Ese Magneto antes de ser Magneto es lo mejor de la cinta, eso y su amistad con Xavier, y el resto recuerda mucho a la primera película dirigida por Bryan Singer, de la que se adueñaba sin esfuerzo el Lobezno de Hugh Jackman (hay, además, un par de breves homenajes a esa primera cinta). Hay acción, hay personajes desafortunadamente diluidos (Mística, en este caso), algunos buenos toques y la promesa de que la secuela puede estar hasta mejor, una vez que ya conocemos a todos los implicados. Oh, y resulta muy curioso encontrarse ahí a Alex González, que no dice ni una sola palabra, pero al que presencia no le falta.

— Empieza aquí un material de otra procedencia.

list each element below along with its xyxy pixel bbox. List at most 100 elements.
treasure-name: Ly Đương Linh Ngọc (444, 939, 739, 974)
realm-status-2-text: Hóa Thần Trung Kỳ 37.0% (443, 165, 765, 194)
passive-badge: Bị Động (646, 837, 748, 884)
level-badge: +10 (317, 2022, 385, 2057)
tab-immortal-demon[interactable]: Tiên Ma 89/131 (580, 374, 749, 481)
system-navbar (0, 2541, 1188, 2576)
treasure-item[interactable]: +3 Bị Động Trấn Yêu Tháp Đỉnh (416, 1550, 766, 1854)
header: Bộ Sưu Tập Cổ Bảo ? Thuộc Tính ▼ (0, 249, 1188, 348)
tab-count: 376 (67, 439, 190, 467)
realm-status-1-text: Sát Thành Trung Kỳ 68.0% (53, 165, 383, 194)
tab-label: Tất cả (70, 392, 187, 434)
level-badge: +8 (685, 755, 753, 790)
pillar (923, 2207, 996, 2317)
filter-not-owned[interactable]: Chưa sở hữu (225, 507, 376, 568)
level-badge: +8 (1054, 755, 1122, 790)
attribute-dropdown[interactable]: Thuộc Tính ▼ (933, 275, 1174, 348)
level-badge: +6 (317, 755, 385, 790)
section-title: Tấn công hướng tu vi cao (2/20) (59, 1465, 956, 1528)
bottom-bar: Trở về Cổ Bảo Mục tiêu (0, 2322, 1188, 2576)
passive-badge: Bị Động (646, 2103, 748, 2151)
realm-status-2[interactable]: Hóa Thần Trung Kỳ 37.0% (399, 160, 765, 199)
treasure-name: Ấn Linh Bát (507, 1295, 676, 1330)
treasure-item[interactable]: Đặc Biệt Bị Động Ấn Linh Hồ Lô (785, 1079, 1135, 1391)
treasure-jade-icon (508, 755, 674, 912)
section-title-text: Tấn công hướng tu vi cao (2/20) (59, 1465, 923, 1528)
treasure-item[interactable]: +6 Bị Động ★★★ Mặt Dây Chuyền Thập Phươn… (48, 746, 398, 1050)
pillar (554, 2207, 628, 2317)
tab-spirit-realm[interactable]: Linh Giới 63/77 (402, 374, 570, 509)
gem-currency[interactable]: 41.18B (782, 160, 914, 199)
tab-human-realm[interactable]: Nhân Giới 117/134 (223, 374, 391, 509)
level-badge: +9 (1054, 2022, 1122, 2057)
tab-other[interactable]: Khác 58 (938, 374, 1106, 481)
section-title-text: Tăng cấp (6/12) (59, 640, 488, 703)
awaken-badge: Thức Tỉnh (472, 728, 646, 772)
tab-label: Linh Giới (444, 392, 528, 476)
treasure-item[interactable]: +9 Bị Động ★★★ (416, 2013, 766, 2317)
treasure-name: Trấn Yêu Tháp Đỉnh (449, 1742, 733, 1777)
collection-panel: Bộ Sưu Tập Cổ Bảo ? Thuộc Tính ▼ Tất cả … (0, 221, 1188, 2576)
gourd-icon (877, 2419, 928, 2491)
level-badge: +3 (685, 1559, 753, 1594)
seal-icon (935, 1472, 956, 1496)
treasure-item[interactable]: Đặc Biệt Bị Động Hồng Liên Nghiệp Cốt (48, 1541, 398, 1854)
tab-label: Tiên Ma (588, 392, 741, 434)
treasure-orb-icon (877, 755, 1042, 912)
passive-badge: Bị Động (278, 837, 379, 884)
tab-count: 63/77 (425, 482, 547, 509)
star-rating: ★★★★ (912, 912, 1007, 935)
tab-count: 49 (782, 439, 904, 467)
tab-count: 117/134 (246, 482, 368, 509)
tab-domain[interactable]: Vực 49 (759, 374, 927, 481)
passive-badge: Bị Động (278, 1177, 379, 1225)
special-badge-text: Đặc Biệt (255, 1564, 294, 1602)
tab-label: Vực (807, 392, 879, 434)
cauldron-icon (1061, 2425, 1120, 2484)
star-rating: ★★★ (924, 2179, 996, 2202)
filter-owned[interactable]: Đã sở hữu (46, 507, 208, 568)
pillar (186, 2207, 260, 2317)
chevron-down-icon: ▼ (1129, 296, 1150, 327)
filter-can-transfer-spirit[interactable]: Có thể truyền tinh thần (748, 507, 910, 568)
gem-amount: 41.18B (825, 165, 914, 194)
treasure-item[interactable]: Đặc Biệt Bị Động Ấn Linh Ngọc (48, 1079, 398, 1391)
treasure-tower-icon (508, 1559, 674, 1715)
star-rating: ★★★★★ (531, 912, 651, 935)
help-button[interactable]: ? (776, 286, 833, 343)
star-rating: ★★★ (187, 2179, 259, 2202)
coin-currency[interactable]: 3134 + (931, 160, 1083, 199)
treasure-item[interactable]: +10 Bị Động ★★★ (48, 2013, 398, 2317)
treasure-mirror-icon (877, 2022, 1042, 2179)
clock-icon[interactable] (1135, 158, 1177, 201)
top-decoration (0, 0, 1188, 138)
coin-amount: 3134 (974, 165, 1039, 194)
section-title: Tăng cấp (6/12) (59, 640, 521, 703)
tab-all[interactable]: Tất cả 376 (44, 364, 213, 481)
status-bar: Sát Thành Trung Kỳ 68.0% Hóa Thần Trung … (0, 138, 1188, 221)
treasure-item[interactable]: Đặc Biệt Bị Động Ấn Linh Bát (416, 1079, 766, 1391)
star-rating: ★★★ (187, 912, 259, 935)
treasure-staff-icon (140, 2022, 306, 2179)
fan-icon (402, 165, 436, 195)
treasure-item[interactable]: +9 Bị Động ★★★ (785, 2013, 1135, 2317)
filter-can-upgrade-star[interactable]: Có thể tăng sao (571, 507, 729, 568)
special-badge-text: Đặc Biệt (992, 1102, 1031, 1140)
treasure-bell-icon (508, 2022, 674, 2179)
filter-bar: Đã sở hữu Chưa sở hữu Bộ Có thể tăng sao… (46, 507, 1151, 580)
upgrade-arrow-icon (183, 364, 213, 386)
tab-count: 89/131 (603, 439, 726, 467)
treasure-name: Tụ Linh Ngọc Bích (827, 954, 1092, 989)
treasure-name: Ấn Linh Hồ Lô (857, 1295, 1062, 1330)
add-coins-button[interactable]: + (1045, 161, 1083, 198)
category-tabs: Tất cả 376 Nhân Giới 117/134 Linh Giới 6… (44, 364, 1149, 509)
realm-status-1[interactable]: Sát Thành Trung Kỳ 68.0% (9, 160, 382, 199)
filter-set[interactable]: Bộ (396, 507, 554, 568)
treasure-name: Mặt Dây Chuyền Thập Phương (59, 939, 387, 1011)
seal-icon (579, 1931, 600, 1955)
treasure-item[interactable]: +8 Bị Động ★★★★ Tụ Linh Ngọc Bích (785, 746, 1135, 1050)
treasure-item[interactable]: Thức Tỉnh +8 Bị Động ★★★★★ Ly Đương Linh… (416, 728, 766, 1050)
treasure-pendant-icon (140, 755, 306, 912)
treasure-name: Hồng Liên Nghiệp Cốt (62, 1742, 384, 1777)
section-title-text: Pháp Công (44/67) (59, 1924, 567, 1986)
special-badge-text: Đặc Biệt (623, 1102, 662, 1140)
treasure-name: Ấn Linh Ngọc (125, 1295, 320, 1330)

Música de la semana: Uno de los acontecimientos cinéfilos en Internet de esta semana ha sido el primer trailer de la versión de David Fincher de "Los hombres que no amaban a las mujeres" (llamada en Estados Unidos "The girl with the dragon tattoo"), sobre todo porque inicialmente se filtró uno red band (es decir, no recomendado para menores de 18 años) que parecía completamente pirateado, y al día siguiente ya apareció el oficial. Esto llevó a especulaciones de todo tipo sobre si era una maniobra publicitaria de la distribuidora que no han llegado a ninguna conclusión. Lo único seguro es que, de momento, la película pinta bastante bien, con el toque Fincher y unos Daniel Craig y Rooney Mara que también parecen dar el tipo. La canción que se escucha en el trailer es otra versión, una que Trent Reznor y Karen O han grabado de "Immigrant song", de Led Zeppelin. En Navidades veremos cómo ha salido este invento.